Emerging from a meeting with members of the Senate Foreign Relations Committee, King Abdullah expressed hope that progress could be made toward reaching a cease-fire and resuming peace talks between the Israelis and Palestinians.
King Abdullah told reporters he believes Palestinian Authority leader Yasser Arafat is still relevant to the peace process. "Simply from the fact that he is the symbol and the representation of the Palestinian people, he is relevant," he said.
But when asked whether Mr. Arafat should be part of peace negotiations, King Abdullah said that was for the Palestinian people to decide.
A day earlier, President Bush met with Israeli Prime Minister Ariel Sharon but declined to insist the Israeli leader work with Mr. Arafat, whom Mr. Sharon says is an enemy.
King Abdullah's visit comes less than a week after the House and Senate overwhelmingly voted for a non-binding resolution expressing support for Israel's military offensive in the Palestinian territories and condemnation for the Palestinians in the wake of recent suicide bombings.
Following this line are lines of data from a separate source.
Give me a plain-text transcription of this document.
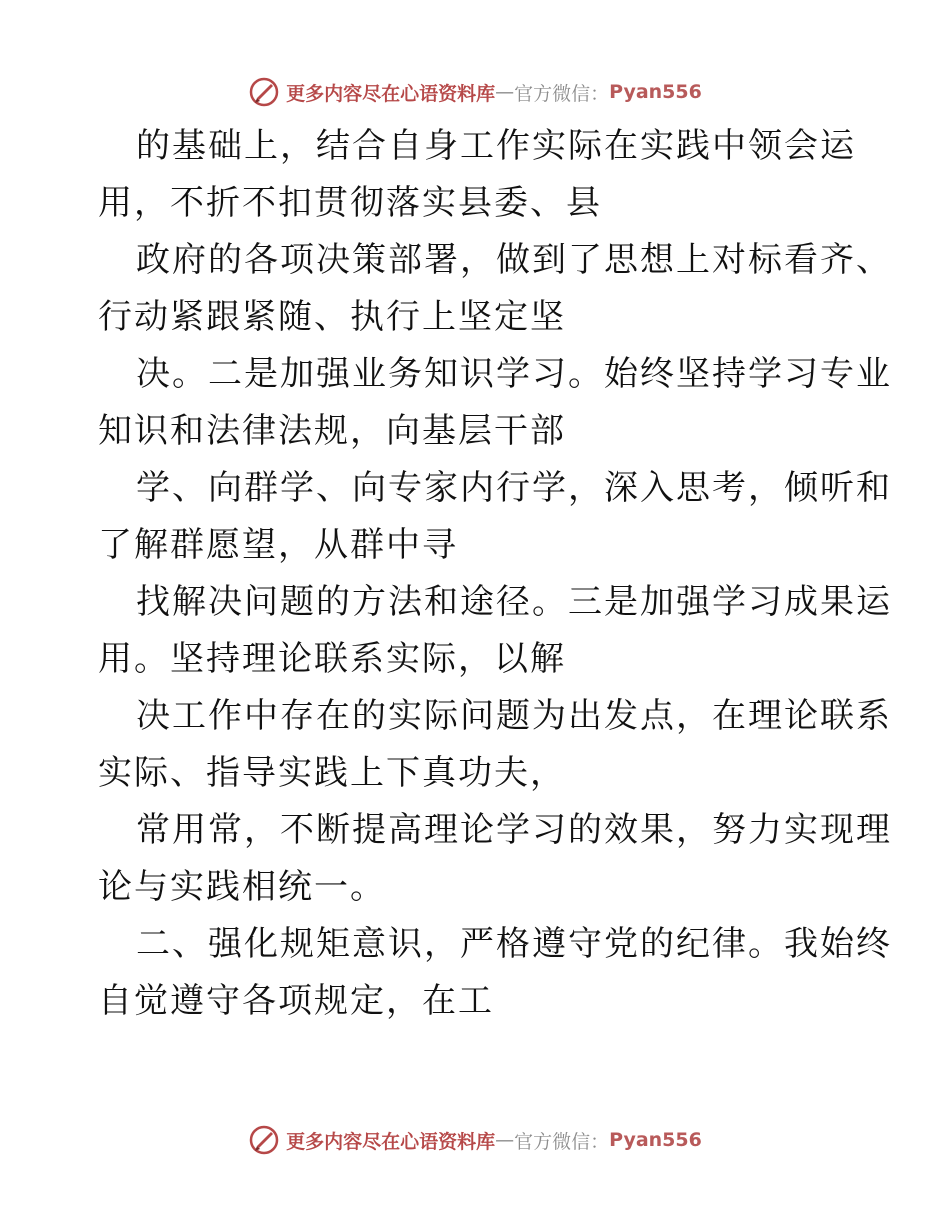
更多内容尽在心语资料库 — 官方微信： Pyan556

的基础上，结合自身工作实际在实践中领会运
用，不折不扣贯彻落实县委、县

政府的各项决策部署，做到了思想上对标看齐、
行动紧跟紧随、执行上坚定坚

决。二是加强业务知识学习。始终坚持学习专业
知识和法律法规，向基层干部

学、向群学、向专家内行学，深入思考，倾听和
了解群愿望，从群中寻

找解决问题的方法和途径。三是加强学习成果运
用。坚持理论联系实际，以解

决工作中存在的实际问题为出发点，在理论联系
实际、指导实践上下真功夫，

常用常，不断提高理论学习的效果，努力实现理
论与实践相统一。

二、强化规矩意识，严格遵守党的纪律。我始终
自觉遵守各项规定，在工

更多内容尽在心语资料库 — 官方微信： Pyan556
The Jordanian monarch offered a diplomatic response when he was asked about the resolution.
"I think all of us need to stand together to support peace, that is what it is all about, a future for the Palestinians and a future for the Israelis, a Palestinian state, a viable one, and an end to occupation, and at the same time, security and prosperity for the Israelis," he said.
Meanwhile, Foreign Relations Committee chairman Joe Biden, a Democrat from Delaware, underscored what he said was King Abdullah's emphasis on the role the Arab world can play in the peace process.
"I am so appreciative of his Majesty's initiative in insisting that all of us, the United States as well as the Saudis, as well as the Egyptians, as well as the rest of the Arab world shoulder their responsibilities of being in on the deal," he said.
Mr. Biden thanked King Abdullah for Jordan's help in the U.S.-led war on terrorism, and he pledged to work for Congressional passage of additional U.S. aid to Jordan this year.